Tutuklu bakan!
Tutuklu yargılamalarla ilgili tartışma sürüyor. CHP'liler, Ergenekon sanığı milletvekillerini gerekçe göstererek büyük bir tahliye operasyonu peşinde. Belki de tutuklu sanıkların Parlamento'ya taşınmasının amacı buydu.
Milli iradeye saygı ambalajı içinde bütün darbe davalarının sanıkları dışarı çıkacak. Arada birkaç bin tecavüzcü ve katil de çıkacakmış, önemli değil! CHP Grup Başkan Vekili Emine Ülker Tarhan ve Rıza Türmen, Adalet Bakanı Sadullah Ergin'e cevap verirken aslında onun haklılığını teyit ettiler. "Bizim teklifimizden elbette yararlananlar olacaktır ama bunu tecavüzcüler olarak göstermek, popülist bir saptırmadır. Yararlananların kim olacağını kanun yaparken, değişiklik teklifi verirken göz önünde bulundurmazsınız, objektif norm meydana getirirsiniz." cümleleri Türmen'e ait. Kısacası elbette herkes yararlanacak. Kemal Kılıçdaroğlu tercihini Mustafa Balbay ve Mehmet Haberal yerine Alparslan Arslan'dan yana kullansaydı ne olacaktı? Abarttığımı sanmayın, üç isim de aynı davanın sanığı. Hatta Arslan, iddia edilen örgütün sadece bir tetikçisi, diğer isimler ise beyin takımı içinde gösteriliyor. Geçen yazımda vurgulamaya çalıştığım gibi hem sanıklar hem de mağdurlar ve kamu yararı açısından mahkemelerin hızlanması ve adaletin gecikmemesi tek yol.
Tutuklu yargılamanın bence en önemli gerekçesi suçun temadisinin önüne geçmek. Bir seri katili tutuksuz yargılamakla, darbe davası sanıklarını salıvermek arasında hiç fark yok. Deşifre olmuş darbecilerin cezadan kurtulmak için darbeyi tamamlamak dışında seçenekleri kalmıyor. Malum bizim ülkemizde sonuca ulaşmış darbeleri henüz yargılayamadık. Bu riski, yani darbenin tamamlanma ihtimalini göze alabilir miyiz?
Vekillerin tutukluluğu konusunda gözden kaçan bir konu da şu: Parlamenter sistemde, yasama diğer erklerin bir adım önündedir. Yürütme ve yargının sınır ve icraatlarını Parlamento'nun çıkardığı kanunlar belirler.

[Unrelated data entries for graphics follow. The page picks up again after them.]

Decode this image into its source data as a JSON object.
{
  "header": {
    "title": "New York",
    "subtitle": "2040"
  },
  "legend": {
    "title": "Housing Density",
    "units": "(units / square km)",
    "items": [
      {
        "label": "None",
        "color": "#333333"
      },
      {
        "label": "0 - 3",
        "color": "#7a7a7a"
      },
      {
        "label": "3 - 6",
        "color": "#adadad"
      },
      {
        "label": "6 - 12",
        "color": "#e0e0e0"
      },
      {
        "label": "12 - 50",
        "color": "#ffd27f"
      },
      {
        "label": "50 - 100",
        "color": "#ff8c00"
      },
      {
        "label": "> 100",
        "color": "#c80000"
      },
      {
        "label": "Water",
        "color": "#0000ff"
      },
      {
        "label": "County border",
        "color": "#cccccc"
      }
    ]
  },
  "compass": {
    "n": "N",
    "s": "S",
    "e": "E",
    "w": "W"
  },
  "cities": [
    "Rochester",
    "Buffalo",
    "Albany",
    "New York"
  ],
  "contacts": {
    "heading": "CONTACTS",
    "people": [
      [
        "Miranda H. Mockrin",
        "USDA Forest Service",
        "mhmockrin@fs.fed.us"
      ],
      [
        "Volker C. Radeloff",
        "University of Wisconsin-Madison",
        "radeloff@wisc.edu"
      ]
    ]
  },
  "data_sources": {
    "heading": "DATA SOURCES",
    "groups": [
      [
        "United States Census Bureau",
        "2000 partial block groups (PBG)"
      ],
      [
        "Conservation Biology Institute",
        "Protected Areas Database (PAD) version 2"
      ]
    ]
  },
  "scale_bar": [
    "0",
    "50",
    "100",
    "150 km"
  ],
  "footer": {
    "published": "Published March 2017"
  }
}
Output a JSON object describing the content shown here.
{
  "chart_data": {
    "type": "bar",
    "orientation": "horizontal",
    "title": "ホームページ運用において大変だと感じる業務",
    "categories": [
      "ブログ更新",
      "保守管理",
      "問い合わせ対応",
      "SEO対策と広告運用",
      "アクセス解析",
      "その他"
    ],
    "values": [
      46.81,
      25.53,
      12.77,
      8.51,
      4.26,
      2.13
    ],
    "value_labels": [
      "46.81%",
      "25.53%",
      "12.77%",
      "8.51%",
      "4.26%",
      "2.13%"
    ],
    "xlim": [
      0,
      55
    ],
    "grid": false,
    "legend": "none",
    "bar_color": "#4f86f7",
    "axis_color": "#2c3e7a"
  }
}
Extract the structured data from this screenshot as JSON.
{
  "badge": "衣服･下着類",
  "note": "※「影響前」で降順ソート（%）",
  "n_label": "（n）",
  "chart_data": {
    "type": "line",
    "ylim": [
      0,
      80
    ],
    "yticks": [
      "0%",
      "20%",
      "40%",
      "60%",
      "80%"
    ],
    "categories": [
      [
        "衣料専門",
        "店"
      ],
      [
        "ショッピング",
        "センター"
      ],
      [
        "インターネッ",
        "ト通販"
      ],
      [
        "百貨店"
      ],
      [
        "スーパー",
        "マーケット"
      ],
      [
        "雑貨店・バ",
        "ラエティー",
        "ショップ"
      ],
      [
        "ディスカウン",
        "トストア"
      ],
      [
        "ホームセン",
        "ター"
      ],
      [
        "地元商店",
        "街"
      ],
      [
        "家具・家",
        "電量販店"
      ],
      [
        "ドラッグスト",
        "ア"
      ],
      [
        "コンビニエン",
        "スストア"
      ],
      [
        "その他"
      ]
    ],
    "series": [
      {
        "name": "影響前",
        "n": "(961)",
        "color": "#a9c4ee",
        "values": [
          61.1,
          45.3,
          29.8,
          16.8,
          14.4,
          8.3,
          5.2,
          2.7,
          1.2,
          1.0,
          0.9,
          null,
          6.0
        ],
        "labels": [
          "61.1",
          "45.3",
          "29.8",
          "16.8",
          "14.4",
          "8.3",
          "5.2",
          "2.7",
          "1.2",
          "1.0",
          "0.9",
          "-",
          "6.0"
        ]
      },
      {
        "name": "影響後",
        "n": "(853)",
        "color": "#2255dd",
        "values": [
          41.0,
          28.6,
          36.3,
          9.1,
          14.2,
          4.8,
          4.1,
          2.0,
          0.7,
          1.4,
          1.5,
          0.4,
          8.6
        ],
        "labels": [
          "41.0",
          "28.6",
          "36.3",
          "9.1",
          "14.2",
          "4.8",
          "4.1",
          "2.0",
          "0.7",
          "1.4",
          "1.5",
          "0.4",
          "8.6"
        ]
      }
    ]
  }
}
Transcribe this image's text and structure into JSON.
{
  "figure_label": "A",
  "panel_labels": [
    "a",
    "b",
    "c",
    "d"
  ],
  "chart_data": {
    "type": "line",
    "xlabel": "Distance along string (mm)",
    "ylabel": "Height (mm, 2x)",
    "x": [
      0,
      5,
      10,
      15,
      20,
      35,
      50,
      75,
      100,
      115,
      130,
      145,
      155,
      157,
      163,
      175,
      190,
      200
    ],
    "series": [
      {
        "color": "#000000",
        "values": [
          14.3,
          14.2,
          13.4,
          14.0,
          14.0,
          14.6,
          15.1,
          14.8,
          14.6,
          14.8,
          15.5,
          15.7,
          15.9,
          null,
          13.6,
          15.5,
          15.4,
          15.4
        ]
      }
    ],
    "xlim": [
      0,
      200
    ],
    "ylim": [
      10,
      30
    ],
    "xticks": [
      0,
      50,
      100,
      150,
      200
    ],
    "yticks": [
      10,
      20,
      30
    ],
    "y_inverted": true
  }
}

Pekâlâ, böylesine ağır suçlardan mahkeme edilen birinin yargıçlığa devam etmesi mümkün mü? Ya da kabinede bakan olarak görev yapmasını kabullenebilir miyiz? Öyleyse Parlamento'yu silah zoruyla ortadan kaldırmaya teşebbüsten yargılananların yasama organı üyesi kalmasını nasıl makul ve hatta gerekli görebiliriz? Haberal, Adalet Komisyonu üyesi olmak istese; Balbay, İnsan Hakları Komisyonu azası olarak Silivri mahkemesine teftişe gitse doğru fotoğraf verilmiş olur mu? Milletvekillerine yurtdışına çıkma yasağı konulabilir mi? Gidip de gelmeyenler kervanına katılmamalarının garantisi ne? Bedrettin Dalan da diş tedavisini bitirip dönecekti!
Tutukluların bir bölümünün gazeteci olması ayrı bir tartışma konusu. İngiltere'de ülkenin en çok satan pazar gazetesinin editörü ve grubun diğer üst düzey yöneticileriyle birlikte 17 gazeteci tutuklanmıştı. Suçlamalar, bilgileri manipüle etmek ve şantajdı. Bazıları kefaletle serbest kaldı. Orada darbe suçuna pek ihtimal verilmiyor ama mesela manipülasyonu terör örgütü lehine yapmış olsalardı nasıl bir muamele görürlerdi? Yüksek Mahkeme başkanının kurban gittiği bir terör saldırısıyla bağlantılı örgüt şüphesiyle yargılansalardı mesela... Türkiye'ye bu konuda yüklenen Avrupa Birliği temsilcileri, İngiltere'de nispeten daha hafif suçlamalarla yapılan tutuklamalara sessiz kalmıştı. Sessizliklerini bozmama tutumu devam ediyor.
Ergenekon'u sulandırma mekanizması öylesine güçlü çalışıyor ki demokrat cephe bile yer yer etkilenip, aynı sazı çalıyor.